Accordingly, the present invention is contrived to substantially obviate one or more problems due to limitations and disadvantages of the related art.
An object of the present invention is to provide a method of forming a floating gate in a flash memory device capable of completely removing a native oxide film grown between a first polysilicon film and a second polysilicon film and thus improving the operational reliability of the device.
Another object of the present invention is to provide a method of forming a floating gate in a flash memory device capable of completely removing a native oxide film within the interface of a first polysilicon film and a second polysilicon film, in such a manner that after the first polysilicon film is formed, a SiH4 gas is introduced to decompose the native oxide film, a N2 anneal process is implemented so that a H2 gas and an O2 gas of the decomposed native oxide film react to a N2 gas and are then outgassed, and the second polysilicon film is then formed.

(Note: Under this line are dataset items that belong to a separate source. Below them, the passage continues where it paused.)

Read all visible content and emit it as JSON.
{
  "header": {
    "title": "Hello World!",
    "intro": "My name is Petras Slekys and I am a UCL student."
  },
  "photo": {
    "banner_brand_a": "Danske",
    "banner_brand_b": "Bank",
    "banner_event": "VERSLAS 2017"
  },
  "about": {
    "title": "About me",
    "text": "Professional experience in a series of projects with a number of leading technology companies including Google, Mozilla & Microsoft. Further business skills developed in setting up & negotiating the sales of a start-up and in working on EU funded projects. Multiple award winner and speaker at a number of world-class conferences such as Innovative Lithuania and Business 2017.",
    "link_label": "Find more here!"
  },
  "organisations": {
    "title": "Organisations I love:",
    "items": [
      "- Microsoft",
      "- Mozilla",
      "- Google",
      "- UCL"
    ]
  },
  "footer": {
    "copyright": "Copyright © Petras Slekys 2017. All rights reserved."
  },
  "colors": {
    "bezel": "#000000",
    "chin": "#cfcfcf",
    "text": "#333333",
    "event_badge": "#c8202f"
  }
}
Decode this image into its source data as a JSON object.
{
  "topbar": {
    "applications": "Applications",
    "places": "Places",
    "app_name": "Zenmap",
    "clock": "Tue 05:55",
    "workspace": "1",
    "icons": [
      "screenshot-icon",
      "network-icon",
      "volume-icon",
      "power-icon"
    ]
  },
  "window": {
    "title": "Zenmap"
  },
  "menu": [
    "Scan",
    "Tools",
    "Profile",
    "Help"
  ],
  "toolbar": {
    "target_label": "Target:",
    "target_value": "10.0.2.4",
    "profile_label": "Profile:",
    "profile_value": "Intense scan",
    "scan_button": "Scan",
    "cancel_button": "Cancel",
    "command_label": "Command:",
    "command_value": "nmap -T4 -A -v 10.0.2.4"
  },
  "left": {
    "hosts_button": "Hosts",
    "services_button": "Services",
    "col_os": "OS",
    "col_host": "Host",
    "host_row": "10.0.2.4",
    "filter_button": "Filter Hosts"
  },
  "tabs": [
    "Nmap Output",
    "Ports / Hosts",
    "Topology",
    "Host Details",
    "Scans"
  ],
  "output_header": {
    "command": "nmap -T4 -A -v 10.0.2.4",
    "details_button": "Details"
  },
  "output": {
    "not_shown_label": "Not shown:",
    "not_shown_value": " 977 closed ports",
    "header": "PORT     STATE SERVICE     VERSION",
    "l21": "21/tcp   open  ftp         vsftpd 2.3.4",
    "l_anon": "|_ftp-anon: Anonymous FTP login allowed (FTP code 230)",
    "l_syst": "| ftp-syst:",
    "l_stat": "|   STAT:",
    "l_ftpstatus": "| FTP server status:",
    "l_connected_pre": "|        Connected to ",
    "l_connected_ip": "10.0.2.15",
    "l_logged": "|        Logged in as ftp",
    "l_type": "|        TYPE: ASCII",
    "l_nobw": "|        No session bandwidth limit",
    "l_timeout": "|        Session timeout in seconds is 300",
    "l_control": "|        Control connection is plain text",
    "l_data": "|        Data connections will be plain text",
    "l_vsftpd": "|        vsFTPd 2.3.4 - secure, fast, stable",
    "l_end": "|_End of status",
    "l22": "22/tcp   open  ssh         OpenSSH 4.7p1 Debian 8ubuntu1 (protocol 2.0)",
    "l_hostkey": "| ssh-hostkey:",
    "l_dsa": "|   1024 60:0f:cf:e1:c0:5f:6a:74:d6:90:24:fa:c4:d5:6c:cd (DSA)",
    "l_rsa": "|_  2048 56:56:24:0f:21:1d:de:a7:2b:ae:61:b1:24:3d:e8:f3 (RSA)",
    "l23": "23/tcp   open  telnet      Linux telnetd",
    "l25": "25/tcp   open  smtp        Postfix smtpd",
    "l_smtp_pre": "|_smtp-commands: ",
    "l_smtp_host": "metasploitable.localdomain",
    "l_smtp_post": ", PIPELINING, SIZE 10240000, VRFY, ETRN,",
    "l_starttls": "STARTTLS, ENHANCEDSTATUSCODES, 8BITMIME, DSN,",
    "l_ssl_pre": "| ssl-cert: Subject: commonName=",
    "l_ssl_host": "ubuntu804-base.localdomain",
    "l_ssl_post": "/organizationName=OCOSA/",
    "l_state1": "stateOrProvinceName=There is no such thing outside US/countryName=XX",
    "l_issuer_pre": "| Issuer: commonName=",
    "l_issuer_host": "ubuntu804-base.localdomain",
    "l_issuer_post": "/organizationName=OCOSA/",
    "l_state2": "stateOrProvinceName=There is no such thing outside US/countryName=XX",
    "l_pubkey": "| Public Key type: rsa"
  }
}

Additional advantages, objects, and features of the invention will be set forth in part in the description which follows and in part will become apparent to those having ordinary skill in the art upon examination of the following or may be learned from practice of the invention. The objectives and other advantages of the invention may be realized and attained by the structure particularly pointed out in the written description and claims hereof as well as the appended drawings.
To achieve these objects and other advantages and in accordance with the purpose of the invention, as embodied and broadly described herein, a method of forming a floating gate in a flash memory device according to the present invention is characterized in that it comprises the steps of forming a tunnel oxide film and a first polysilicon film on a semiconductor substrate, etching given regions of the first polysilicon film and the tunnel oxide film and then etching the exposed semiconductor substrate by a given depth, thus forming a trench, forming an oxide film on the entire structure so that the trench is buried, and then polishing the oxide film to form an isolation film, decomposing a native oxide film grown on the first polysilicon film, implementing an anneal process to outgas the decomposed material, and then forming a second polysilicon film, and patterning the second polysilicon film and the first polysilicon film to form a floating gate.
In another aspect of the present invention, it is to be understood that both the foregoing general description and following detailed description of the present invention are exemplary and explanatory and are intended to provide further explanation of the invention as claimed.